A noise to his left caught his attention and he turned his head in surprise, peering into the darkness near the far wall. It was little more than the ghost of a sigh, but in the stillness of the room, Frank heard it amplified as if in a cave. He was about to give up and assume it was a figment of his imagination when he spotted one of the dark shadows moving.
“Who’s there?” he called as what he believed was a shadow stretched out into human form.

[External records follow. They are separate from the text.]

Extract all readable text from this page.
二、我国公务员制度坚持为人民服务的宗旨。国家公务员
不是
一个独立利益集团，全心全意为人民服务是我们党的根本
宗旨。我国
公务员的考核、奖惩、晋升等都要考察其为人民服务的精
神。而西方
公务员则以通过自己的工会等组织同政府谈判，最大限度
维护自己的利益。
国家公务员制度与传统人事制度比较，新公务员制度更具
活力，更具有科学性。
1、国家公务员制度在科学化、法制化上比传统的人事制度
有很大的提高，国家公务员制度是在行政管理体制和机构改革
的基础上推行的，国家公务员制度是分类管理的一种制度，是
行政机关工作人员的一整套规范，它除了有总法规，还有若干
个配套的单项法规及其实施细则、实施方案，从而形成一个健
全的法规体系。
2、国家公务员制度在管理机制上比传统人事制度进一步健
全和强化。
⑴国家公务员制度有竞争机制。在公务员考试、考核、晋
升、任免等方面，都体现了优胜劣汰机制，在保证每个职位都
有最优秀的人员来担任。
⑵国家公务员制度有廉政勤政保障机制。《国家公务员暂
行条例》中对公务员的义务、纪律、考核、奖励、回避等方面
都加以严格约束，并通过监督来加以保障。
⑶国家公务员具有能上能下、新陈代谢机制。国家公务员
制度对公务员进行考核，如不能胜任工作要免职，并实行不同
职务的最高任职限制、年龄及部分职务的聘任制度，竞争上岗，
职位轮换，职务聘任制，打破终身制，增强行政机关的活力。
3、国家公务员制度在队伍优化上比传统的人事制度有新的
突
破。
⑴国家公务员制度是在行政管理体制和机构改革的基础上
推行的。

The figure mumbled incoherently and rolled onto it’s back, for the first time affording Frank a clear view of the pale and dimly lit face.
“Mikey!” he cried in utter astonishment. Edging over as far as the chains would allow, Frank stared in confusion at his friend, also held in chains and apparently suffering in much the same way he had done on first waking, how he was still suffering.
“Mikey?” Frank repeated as the bassist opened his eyes. “Are you okay?”
Mikey let his head loll to his left and offered a weak smile.
“From the looks of it, I’m a few minutes behind you.”
Frank nodded and returned the smile as Mikey pushed himself into a sitting position. Seeing Frank’s arms pulled almost to full stretch behind him, Mikey checked his own wrists and his brow furrowed deeply as he took in their situation.
“What are you doing here?” asked Frank.
“I’d like to say, I’m just passing through, but it looks like I’m a permanent resident.”
“But he was only after me!” Frank continued.
“Gee must be right, he’s out to get all of us now.” Mikey sighed, as Frank retreated back to the wall. “This is not good.”
Frank allowed a small cheerless laugh pass his lips. “Mikey, your powers of understatement will never cease to amaze me.”